In 1982, after a long and distinguished career on the federal bench, Bryant attained the rank of senior judge. One of his best-known decisions since then was his 1989 ruling upholding a federal bankruptcy judge's decision in a case involving the u.s. justice department. The case centered on INSLAW, a software company that had contracted with the department to provide a case-management software program. INSLAW claimed that the department was using the software even though it had not paid for it—a situation that had forced the company into bankruptcy. A federal bankruptcy judge agreed and ordered the Justice Department to pay INSLAW $8 million in damages. Bryant upheld this ruling on appeal; the ruling was also upheld by higher courts (although the Justice Department did get the $8 million judgment set aside).
In the 2000s, Bryant continued to preside over noteworthy cases. In March 2003, he issued a ruling that ended the U.S. District Court's 32-year oversight of the D.C. jail. Overcrowding, building safety issues, and problems with the quality of medical services for inmates led to the filing of two cases that compelled the court to assume oversight in the 1970s: Campbell v. McGruder, 416 F.Supp. 106 (D.D.C., Nov. 5, 1975) (No. CIV. 1462-71; 2) and Inmates of D.C. Jail v. Jackson, 416 F.Supp. 119 (D.D.C. May 24, 1976) (No. CIV. 75-1668).
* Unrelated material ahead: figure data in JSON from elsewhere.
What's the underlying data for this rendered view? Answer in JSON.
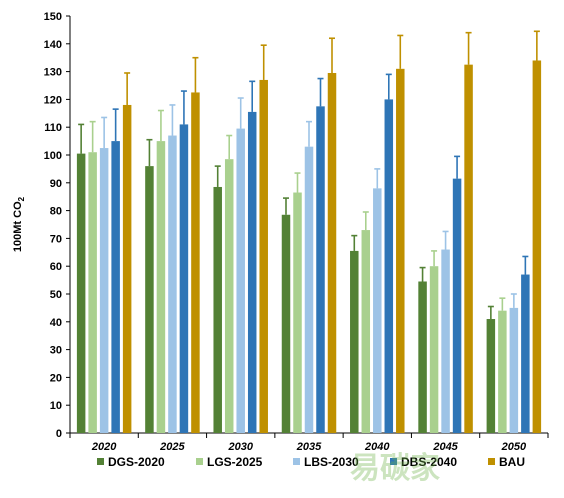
{
  "chart_data": {
    "type": "bar",
    "title": "",
    "xlabel": "",
    "ylabel_main": "100Mt CO",
    "ylabel_sub": "2",
    "ylim": [
      0,
      150
    ],
    "yticks": [
      0,
      10,
      20,
      30,
      40,
      50,
      60,
      70,
      80,
      90,
      100,
      110,
      120,
      130,
      140,
      150
    ],
    "grid": false,
    "error_bars": true,
    "legend_position": "bottom",
    "categories": [
      "2020",
      "2025",
      "2030",
      "2035",
      "2040",
      "2045",
      "2050"
    ],
    "series": [
      {
        "name": "DGS-2020",
        "color": "#538135",
        "values": [
          100.5,
          96,
          88.5,
          78.5,
          65.5,
          54.5,
          41
        ],
        "errors": [
          10.5,
          9.5,
          7.5,
          6,
          5.5,
          5,
          4.5
        ]
      },
      {
        "name": "LGS-2025",
        "color": "#a9d08e",
        "values": [
          101,
          105,
          98.5,
          86.5,
          73,
          60,
          44
        ],
        "errors": [
          11,
          11,
          8.5,
          7,
          6.5,
          5.5,
          4.5
        ]
      },
      {
        "name": "LBS-2030",
        "color": "#9dc3e6",
        "values": [
          102.5,
          107,
          109.5,
          103,
          88,
          66,
          45
        ],
        "errors": [
          11,
          11,
          11,
          9,
          7,
          6.5,
          5
        ]
      },
      {
        "name": "DBS-2040",
        "color": "#2e75b6",
        "values": [
          105,
          111,
          115.5,
          117.5,
          120,
          91.5,
          57
        ],
        "errors": [
          11.5,
          12,
          11,
          10,
          9,
          8,
          6.5
        ]
      },
      {
        "name": "BAU",
        "color": "#bf9000",
        "values": [
          118,
          122.5,
          127,
          129.5,
          131,
          132.5,
          134
        ],
        "errors": [
          11.5,
          12.5,
          12.5,
          12.5,
          12,
          11.5,
          10.5
        ]
      }
    ]
  },
  "watermark_text": "易碳家 tanjiayi.com"
}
The D.C. Department of Corrections worked to reverse problems at the jail by launching comprehensive programs to improve environmental and safety conditions and raise the standards of medical and mental health care services. By 2002, conditions at the jail had improved significantly, and its medical and psychiatric services had achieved national accreditation. Bryant's ruling, noted D.C. mayor Anthony Williams, was proof that the jail had passed "the toughest muster of the federal court system."